「“紫利さん”?」
瑠華の低い声を聞いて、俺はそろりと彼女の方を伺った。
普段あまり俺に関心がなさそうだけど、紫利さんの名前には反応したようだ。
無理もない。
実は数週間前に俺は寝言で紫利さんの名前を呼んでいたらしい。
『“紫利さん”って誰ですか?』
と、無表情で聞いてきた瑠華の……だけど、あの俺しか分からない迫力の睨みを思い出して、俺は震え上がった。
「あら?啓人の彼女?」
と紫利さんはいつものように気さくに瑠華を見る。
だけどその目は興味深そうに細められていた。
「そう、俺の彼女!」俺は慌てて瑠華を指し示し、「柏木 瑠華さん」とついでに紹介した。
「こちらは前に付き合いがあった藤枝 紫利さんデス」
紹介しながら声が小さくなっていくのが分かった。
「ニアミスねぇ。
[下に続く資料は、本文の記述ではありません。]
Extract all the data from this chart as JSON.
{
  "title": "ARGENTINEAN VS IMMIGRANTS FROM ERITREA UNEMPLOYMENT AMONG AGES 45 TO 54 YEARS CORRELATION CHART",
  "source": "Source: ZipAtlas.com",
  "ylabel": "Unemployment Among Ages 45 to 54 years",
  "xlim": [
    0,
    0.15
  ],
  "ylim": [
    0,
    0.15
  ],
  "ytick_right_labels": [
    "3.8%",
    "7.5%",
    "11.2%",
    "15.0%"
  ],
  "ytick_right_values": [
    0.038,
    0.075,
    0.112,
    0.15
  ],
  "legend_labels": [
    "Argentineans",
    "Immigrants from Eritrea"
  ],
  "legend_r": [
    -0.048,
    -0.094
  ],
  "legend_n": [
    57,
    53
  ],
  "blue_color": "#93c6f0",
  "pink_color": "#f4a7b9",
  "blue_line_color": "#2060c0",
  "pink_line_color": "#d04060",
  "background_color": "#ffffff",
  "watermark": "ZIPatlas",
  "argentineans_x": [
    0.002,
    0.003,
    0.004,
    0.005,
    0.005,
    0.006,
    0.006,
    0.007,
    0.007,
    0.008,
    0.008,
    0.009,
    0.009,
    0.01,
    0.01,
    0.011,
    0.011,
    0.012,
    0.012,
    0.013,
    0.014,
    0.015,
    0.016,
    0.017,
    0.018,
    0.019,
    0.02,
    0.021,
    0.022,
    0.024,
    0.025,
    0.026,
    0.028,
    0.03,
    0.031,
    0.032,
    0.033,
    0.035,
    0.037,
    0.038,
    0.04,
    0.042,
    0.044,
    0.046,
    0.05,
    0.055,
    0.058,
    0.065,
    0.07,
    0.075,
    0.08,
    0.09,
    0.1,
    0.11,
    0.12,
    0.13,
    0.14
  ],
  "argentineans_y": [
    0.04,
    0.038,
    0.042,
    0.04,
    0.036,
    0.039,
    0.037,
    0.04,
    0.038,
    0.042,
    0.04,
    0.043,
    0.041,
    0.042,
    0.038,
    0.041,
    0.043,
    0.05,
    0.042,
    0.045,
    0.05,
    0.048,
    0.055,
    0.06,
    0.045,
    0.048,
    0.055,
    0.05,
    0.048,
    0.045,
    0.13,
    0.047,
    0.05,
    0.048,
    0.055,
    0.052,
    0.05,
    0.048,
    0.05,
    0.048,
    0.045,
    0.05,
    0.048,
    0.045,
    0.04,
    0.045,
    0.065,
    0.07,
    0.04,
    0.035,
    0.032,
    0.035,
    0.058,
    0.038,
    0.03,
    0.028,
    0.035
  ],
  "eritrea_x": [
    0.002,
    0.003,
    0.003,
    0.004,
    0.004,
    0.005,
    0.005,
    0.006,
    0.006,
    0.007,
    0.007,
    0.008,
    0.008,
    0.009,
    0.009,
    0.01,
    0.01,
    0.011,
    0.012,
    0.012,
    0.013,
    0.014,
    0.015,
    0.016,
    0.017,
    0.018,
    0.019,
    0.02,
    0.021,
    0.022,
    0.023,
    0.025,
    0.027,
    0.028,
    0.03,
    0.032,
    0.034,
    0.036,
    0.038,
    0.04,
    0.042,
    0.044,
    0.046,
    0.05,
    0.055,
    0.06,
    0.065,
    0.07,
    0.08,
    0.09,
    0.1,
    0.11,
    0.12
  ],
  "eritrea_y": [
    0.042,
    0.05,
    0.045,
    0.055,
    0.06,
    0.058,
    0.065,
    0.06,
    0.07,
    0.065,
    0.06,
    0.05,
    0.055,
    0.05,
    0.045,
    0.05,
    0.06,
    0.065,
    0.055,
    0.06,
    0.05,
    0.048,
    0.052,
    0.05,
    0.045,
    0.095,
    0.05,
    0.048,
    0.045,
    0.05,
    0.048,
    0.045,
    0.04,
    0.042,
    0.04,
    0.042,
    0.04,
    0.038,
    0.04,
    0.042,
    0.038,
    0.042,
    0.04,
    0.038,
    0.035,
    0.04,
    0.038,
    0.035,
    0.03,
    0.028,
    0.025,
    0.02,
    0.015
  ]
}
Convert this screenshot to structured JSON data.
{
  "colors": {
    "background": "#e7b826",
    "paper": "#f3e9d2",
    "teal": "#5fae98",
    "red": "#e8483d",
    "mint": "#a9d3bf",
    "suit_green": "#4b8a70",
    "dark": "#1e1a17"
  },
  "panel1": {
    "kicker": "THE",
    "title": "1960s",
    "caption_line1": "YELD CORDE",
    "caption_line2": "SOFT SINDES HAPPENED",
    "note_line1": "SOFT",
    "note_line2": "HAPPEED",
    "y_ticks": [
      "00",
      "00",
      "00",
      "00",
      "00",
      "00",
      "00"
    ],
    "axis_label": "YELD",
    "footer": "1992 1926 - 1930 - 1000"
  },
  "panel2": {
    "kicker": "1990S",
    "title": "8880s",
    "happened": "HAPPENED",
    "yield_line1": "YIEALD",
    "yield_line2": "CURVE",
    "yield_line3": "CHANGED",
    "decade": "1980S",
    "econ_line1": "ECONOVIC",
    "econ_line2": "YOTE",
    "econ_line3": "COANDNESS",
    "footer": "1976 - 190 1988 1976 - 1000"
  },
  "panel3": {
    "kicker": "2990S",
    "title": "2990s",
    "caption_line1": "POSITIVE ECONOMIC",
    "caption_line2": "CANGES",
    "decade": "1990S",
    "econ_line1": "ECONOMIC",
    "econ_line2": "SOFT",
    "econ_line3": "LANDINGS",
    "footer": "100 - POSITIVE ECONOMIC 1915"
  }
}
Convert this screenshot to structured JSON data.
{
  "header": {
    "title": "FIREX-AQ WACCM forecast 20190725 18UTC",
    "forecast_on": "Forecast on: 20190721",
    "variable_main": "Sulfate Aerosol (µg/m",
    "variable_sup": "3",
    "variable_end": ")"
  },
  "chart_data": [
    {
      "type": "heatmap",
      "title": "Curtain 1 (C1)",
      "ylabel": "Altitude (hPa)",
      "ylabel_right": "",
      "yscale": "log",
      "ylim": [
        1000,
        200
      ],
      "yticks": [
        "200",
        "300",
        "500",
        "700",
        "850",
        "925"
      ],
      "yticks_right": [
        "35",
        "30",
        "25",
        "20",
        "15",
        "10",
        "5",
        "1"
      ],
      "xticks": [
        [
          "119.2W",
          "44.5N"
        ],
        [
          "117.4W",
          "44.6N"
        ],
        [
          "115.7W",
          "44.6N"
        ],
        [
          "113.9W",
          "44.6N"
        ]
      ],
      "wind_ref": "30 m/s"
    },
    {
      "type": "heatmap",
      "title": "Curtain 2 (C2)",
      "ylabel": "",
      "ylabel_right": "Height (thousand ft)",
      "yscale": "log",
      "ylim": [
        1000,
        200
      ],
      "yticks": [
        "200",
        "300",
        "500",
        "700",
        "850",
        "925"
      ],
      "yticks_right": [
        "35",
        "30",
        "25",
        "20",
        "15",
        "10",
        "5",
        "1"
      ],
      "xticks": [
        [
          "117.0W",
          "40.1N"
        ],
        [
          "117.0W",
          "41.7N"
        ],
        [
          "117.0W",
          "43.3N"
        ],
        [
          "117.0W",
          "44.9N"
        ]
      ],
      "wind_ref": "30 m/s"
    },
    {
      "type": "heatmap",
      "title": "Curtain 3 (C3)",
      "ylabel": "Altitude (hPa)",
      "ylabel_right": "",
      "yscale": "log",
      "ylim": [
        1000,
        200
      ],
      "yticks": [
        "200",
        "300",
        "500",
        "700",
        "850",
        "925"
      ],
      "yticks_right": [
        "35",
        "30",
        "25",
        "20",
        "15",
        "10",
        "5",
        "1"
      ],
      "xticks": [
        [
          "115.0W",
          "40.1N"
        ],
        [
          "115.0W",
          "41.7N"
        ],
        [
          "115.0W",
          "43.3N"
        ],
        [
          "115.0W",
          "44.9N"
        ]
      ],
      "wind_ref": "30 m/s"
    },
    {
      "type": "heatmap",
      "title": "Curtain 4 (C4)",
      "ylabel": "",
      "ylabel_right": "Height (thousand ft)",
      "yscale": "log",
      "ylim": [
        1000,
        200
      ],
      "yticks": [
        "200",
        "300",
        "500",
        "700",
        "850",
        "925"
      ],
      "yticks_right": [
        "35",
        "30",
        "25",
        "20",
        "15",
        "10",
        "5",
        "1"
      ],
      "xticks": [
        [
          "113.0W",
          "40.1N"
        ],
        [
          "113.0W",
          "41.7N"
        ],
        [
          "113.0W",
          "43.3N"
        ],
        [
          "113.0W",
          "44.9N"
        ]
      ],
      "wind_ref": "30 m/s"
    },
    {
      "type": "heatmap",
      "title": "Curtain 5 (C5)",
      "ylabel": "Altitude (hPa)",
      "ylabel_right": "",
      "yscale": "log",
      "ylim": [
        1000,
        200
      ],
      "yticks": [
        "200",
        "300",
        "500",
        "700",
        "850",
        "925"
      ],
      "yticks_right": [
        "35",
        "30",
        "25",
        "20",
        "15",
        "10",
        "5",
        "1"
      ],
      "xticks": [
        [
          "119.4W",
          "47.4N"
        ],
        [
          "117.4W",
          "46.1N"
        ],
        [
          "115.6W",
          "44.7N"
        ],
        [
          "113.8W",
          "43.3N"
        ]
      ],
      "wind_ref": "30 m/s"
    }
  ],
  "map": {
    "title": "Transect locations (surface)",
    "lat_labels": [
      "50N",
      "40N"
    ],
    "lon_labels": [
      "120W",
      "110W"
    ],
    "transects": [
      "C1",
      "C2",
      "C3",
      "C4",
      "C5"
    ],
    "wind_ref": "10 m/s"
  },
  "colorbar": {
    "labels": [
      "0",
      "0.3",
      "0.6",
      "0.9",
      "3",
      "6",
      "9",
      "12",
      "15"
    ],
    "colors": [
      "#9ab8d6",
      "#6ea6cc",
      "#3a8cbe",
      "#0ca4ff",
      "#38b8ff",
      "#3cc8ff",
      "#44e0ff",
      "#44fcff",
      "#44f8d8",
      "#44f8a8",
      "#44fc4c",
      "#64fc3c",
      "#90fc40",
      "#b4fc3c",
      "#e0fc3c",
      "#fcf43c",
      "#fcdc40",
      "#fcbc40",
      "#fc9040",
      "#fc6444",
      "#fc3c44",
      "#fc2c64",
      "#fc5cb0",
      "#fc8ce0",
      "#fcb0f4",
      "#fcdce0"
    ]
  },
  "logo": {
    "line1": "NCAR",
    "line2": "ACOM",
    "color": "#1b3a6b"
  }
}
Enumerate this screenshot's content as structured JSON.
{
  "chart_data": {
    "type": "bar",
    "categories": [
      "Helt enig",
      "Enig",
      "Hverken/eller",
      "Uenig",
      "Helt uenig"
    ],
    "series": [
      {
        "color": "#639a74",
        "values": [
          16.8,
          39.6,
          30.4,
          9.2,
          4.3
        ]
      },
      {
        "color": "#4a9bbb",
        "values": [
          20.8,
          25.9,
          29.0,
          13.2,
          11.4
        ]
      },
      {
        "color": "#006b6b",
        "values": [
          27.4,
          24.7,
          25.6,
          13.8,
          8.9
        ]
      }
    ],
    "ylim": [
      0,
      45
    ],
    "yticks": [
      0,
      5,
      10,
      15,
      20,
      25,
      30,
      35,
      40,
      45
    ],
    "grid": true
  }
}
ごめんなさい、私彼とは何にもないから、安心してね」
紫利さんが、さすが落ち着いた大人の対応をしてくれて、瑠華も戦意喪失したようだ。
「いえ、こちらこそ。空気を悪くしてしまって…」
「まぁまぁ。紫利ちゃんも飲んでいくだろ?紫利ちゃん好みの焼酎用意するから」と店主が気を利かせて笑顔を向ける。
だけど俺を見ると、「勘弁してくれよ」と目が訴えかけていた。